Download or read book Viva Vox Iuris Romani written by Luuk de Ligt and published by BRILL. This book was released on 2021-11-15 with total page 454 pages. Available in PDF, EPUB and Kindle. Book excerpt: With contributions by J.A. Ankum, O. Behrends, G.C.J.J. v.d. Bergh, A.M.J.A Berkvens, Th.E. v. Bochove, F.J. Bruinsma, R. Feenstra, R. Forrez A.Fl. Gehlen, F.W. Grosheide, J. Hellebeek, M.L. Hewett, J.B.M. van Hoek, A.M. Hol, E. Hondius, C.J.H. Jansen, R. Knütel, C. de Koninck, C. Krampe, B. Kupisch, L. de Ligt, J.H.A. Lokin, J. Menner, O. Moorman van Kappen, P.L. Nève, C.H. van Rhee, E.J.H. Schrage, A.J.B. Sirks, E. Slob, B.H. Stolte, R. Verstegen, M. v.d. Vrugt, A. Wacke, L. Waelkens, T. Wallinga, A. Watson, L.C. Winkel, F.B.J. Wubbe, W.J. Zwalve
Download or read book Speculum Iuris written by Jean-Jacques Aubert and published by University of Michigan Press. This book was released on 2002 with total page 216 pages. Available in PDF, EPUB and Kindle. Book excerpt: A multidisciplinary examination of various social, economic, and legal issues in ancient Rome
Download or read book Principle and Pragmatism in Roman Law written by Benjamin Spagnolo and published by Bloomsbury Publishing. This book was released on 2020-11-12 with total page 224 pages. Available in PDF, EPUB and Kindle. Book excerpt: This edited collection presents an interesting and original series of essays on the roles of principle and pragmatism in Roman private law. The book traverses key areas of Roman law to examine the explanatory power of - and delineate interactions between - abstract, doctrinal principle, and pragmatic, real-world problem-solving. Essays canvassing sources of law, property, succession, contracts and delicts sketch the varied roles of theoretical narratives - whether internal to Roman doctrine or derived from external influence - and of practical, policy-based solutions in the jurists' thought. Principled reasoning in Roman juristic argument ranges from safeguarding commerce, to the priority of acts or intentions in property transactions, to notions of pietas, to Platonic conceptions of the market. Pragmatism is discernible in myriad ways, from divergence between form and substance, to extension of legal rules for economic, social or political utility, to emphasis on what parties did rather than what they said. The distinctive contribution of the book is its survey of different manifestations of principle and pragmatism across Roman private law. The essays - by eminent as well as emerging academics - will stimulate debate about the roles principle and pragmatism play in juristic argument, and will be of interest to both scholars and students of Roman law.
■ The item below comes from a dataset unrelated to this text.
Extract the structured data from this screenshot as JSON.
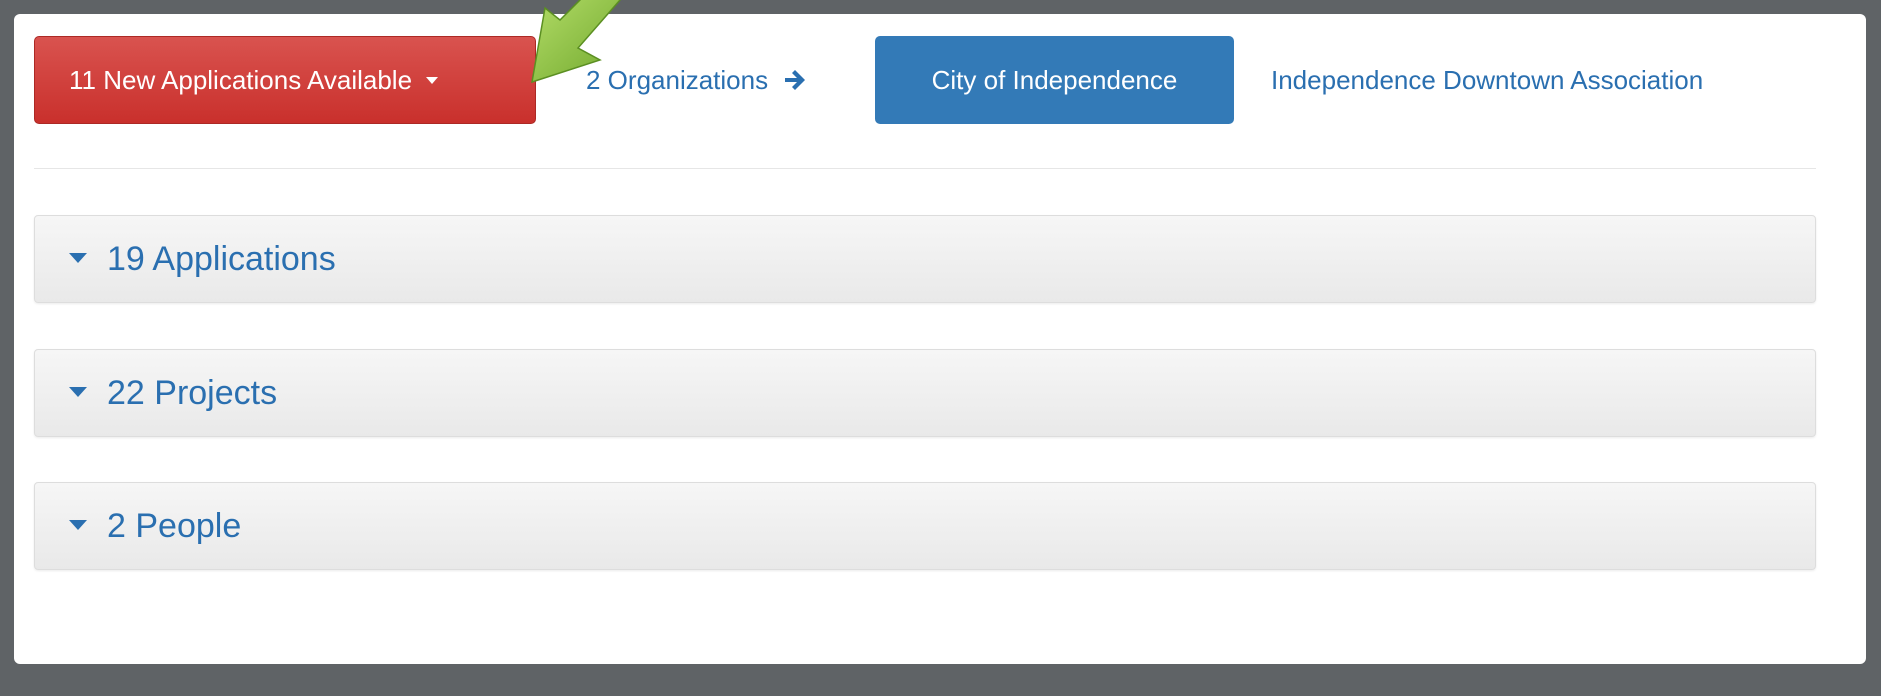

Download or read book Knowledge of the Pragmatici written by and published by BRILL. This book was released on 2020-03-31 with total page 396 pages. Available in PDF, EPUB and Kindle. Book excerpt: Knowledge of the pragmatici sheds new light on pragmatic normative literature (mainly from the religious sphere), a genre crucial for the formation of normative orders in early modern Ibero-America. Long underrated by legal historical scholarship, these media – manuals for confessors, catechisms, and moral theological literature – selected and localised normative knowledge for the colonial worlds and thus shaped the language of normativity. The eleven chapters of this book explore the circulation and the uses of pragmatic normative texts in the Iberian peninsula, in New Spain, Peru, New Granada and Brazil. The book reveals the functions and intellectual achievements of pragmatic literature, which condensed normative knowledge, drawing on medieval scholarly practices of ‘epitomisation’, and links the genre with early modern legal culture. Contributors are: Manuela Bragagnolo, Agustín Casagrande, Otto Danwerth, Thomas Duve, José Luis Egío, Renzo Honores, Gustavo César Machado Cabral, Pilar Mejía, Christoph H. F. Meyer, Osvaldo Moutin, and David Rex Galindo.
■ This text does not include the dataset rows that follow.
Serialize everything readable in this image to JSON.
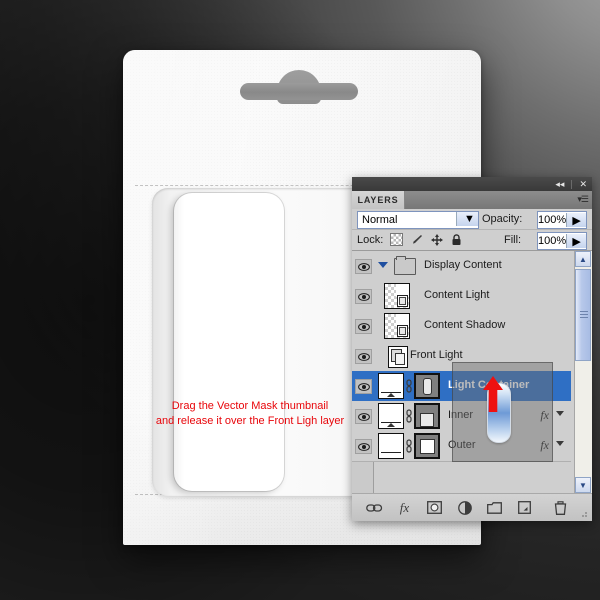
{
  "scene": {
    "description_alt": "Photoshop layers panel over white package mockup"
  },
  "hint": {
    "line1": "Drag the Vector Mask thumbnail",
    "line2": "and release it over the Front Ligh layer",
    "color": "#e8060b"
  },
  "panel": {
    "titlebar": {
      "collapse_icon": "◂◂",
      "close_icon": "✕"
    },
    "tab_label": "LAYERS",
    "menu_icon": "▾☰",
    "blend": {
      "label": "Normal",
      "arrow_icon": "▼"
    },
    "opacity": {
      "label": "Opacity:",
      "value": "100%",
      "arrow_icon": "▶"
    },
    "fill": {
      "label": "Fill:",
      "value": "100%",
      "arrow_icon": "▶"
    },
    "lock": {
      "label": "Lock:",
      "icons": [
        "transparency-lock-icon",
        "paint-lock-icon",
        "move-lock-icon",
        "all-lock-icon"
      ]
    },
    "layers": [
      {
        "name": "Display Content",
        "kind": "group",
        "visible": true,
        "selected": false,
        "expanded": true,
        "has_fx": false
      },
      {
        "name": "Content Light",
        "kind": "pixel",
        "visible": true,
        "selected": false,
        "has_fx": false
      },
      {
        "name": "Content Shadow",
        "kind": "pixel",
        "visible": true,
        "selected": false,
        "has_fx": false
      },
      {
        "name": "Front Light",
        "kind": "smart",
        "visible": true,
        "selected": false,
        "has_fx": false
      },
      {
        "name": "Light Container",
        "kind": "shape",
        "visible": true,
        "selected": true,
        "has_fx": false
      },
      {
        "name": "Inner",
        "kind": "shape",
        "visible": true,
        "selected": false,
        "has_fx": true,
        "fx_label": "fx"
      },
      {
        "name": "Outer",
        "kind": "shape",
        "visible": true,
        "selected": false,
        "has_fx": true,
        "fx_label": "fx"
      }
    ],
    "scrollbar": {
      "up_icon": "▲",
      "down_icon": "▼"
    },
    "bottom_toolbar": [
      {
        "icon": "∞",
        "name": "link-layers-icon"
      },
      {
        "icon": "fx",
        "name": "layer-style-icon"
      },
      {
        "icon": "●",
        "name": "add-mask-icon"
      },
      {
        "icon": "◑",
        "name": "adjustment-layer-icon"
      },
      {
        "icon": "▭",
        "name": "new-group-icon"
      },
      {
        "icon": "▣",
        "name": "new-layer-icon"
      },
      {
        "icon": "Ὕ1",
        "name": "delete-layer-icon"
      }
    ]
  },
  "drag": {
    "ghost_label": "Light Container",
    "arrow_color": "#ee1111"
  }
}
Download or read book Borkowski s Textbook on Roman Law written by Paul du Plessis and published by Oxford University Press, USA. This book was released on 2010-05-13 with total page 447 pages. Available in PDF, EPUB and Kindle. Book excerpt: Borkowski's Textbook on Roman Law provides a clear and concise overview of Roman private law and civil procedure, supported by numerous extracts in translation from the Digest and Institutes. The book has been written with undergraduate students in mind and covers all key areas commonly taught on Roman law courses at undergraduate level.
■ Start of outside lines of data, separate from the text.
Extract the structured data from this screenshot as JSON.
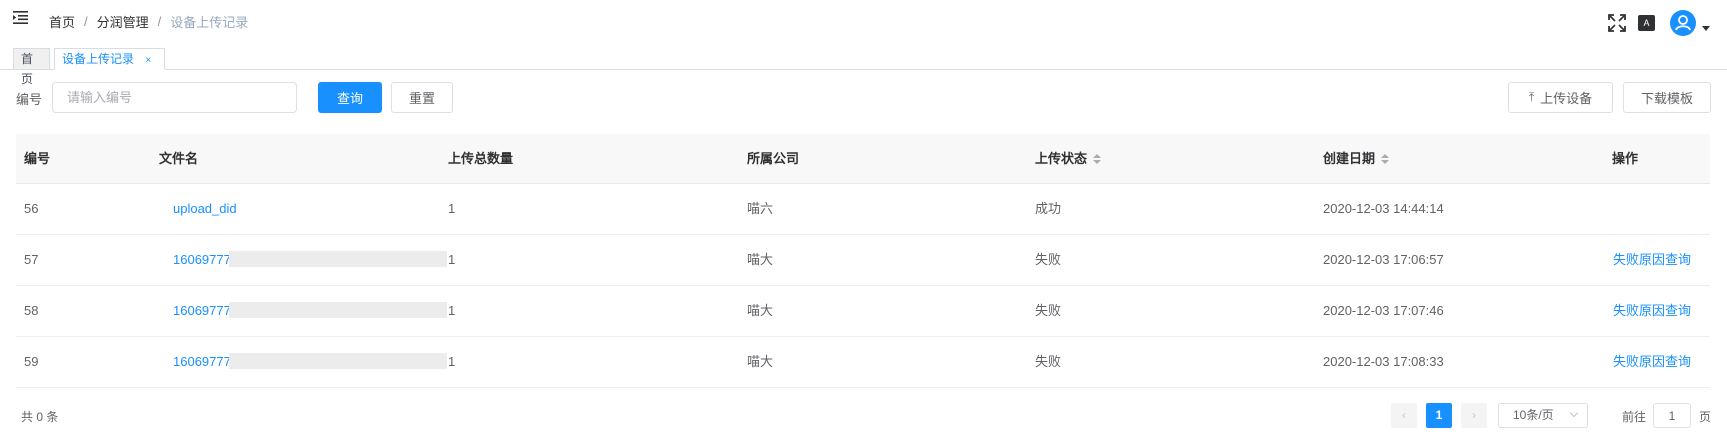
{
  "breadcrumb": {
    "home": "首页",
    "sep1": "/",
    "section": "分润管理",
    "sep2": "/",
    "current": "设备上传记录"
  },
  "header": {
    "size_icon_text": "A",
    "icons": [
      "menu-fold-icon",
      "fullscreen-icon",
      "font-size-icon",
      "user-avatar-icon"
    ]
  },
  "tags": {
    "home": "首页",
    "active": "设备上传记录",
    "close": "×"
  },
  "search": {
    "label": "编号",
    "placeholder": "请输入编号",
    "value": "",
    "query_button": "查询",
    "reset_button": "重置"
  },
  "toolbar": {
    "upload_button": "上传设备",
    "upload_icon": "⤒",
    "template_button": "下载模板"
  },
  "table": {
    "columns": [
      "编号",
      "文件名",
      "上传总数量",
      "所属公司",
      "上传状态",
      "创建日期",
      "操作"
    ],
    "rows": [
      {
        "id": "56",
        "filename": "upload_did",
        "count": "1",
        "company": "喵六",
        "status": "成功",
        "created": "2020-12-03 14:44:14",
        "action": ""
      },
      {
        "id": "57",
        "filename": "16069777",
        "count": "1",
        "company": "喵大",
        "status": "失败",
        "created": "2020-12-03 17:06:57",
        "action": "失败原因查询"
      },
      {
        "id": "58",
        "filename": "16069777",
        "count": "1",
        "company": "喵大",
        "status": "失败",
        "created": "2020-12-03 17:07:46",
        "action": "失败原因查询"
      },
      {
        "id": "59",
        "filename": "16069777",
        "count": "1",
        "company": "喵大",
        "status": "失败",
        "created": "2020-12-03 17:08:33",
        "action": "失败原因查询"
      }
    ]
  },
  "pagination": {
    "total": "共 0 条",
    "prev": "‹",
    "current_page": "1",
    "next": "›",
    "page_size": "10条/页",
    "goto_label": "前往",
    "goto_value": "1",
    "goto_suffix": "页"
  },
  "colors": {
    "primary": "#1890ff",
    "header_bg": "#f8f8f9",
    "text": "#606266"
  }
}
Download or read book Law Out of Context written by Alan Watson and published by University of Georgia Press. This book was released on 2000 with total page 238 pages. Available in PDF, EPUB and Kindle. Book excerpt: Law and society are closely related, though the relationship between the two is both complicated and understudied. In a world of rapidly changing people, places, and ideas, law is frequently taken out of context, often with surprising and unnecessary consequences. As societies and their structures, religious doctrines, and economies change, laws previously established often remain unchanged. Dominant nations frequently impose their own laws on weaker nations, whether or not their cultures are similar. Conquered nations, after regaining freedom, often keep their conquerors' laws by default. Law is often misrepresented in literature, and legal scholars, citizens, and businesspeople alike ignore large portions of the legislation under which they live and work. Even the American system of legal education frequently proves itself irrelevant to a proper understanding of today's laws. Alan Watson studies examples from the ancient laws of Rome and Byzantium, laws within the Christian Gospels, and policies of legal education in the modern United States to demonstrate the need for a new approach to both law and legal education. Law Out of Context illustrates that only by understanding comparative legal history and by paying more attention to changes in our society can we hope to devise consistently fair and respected laws.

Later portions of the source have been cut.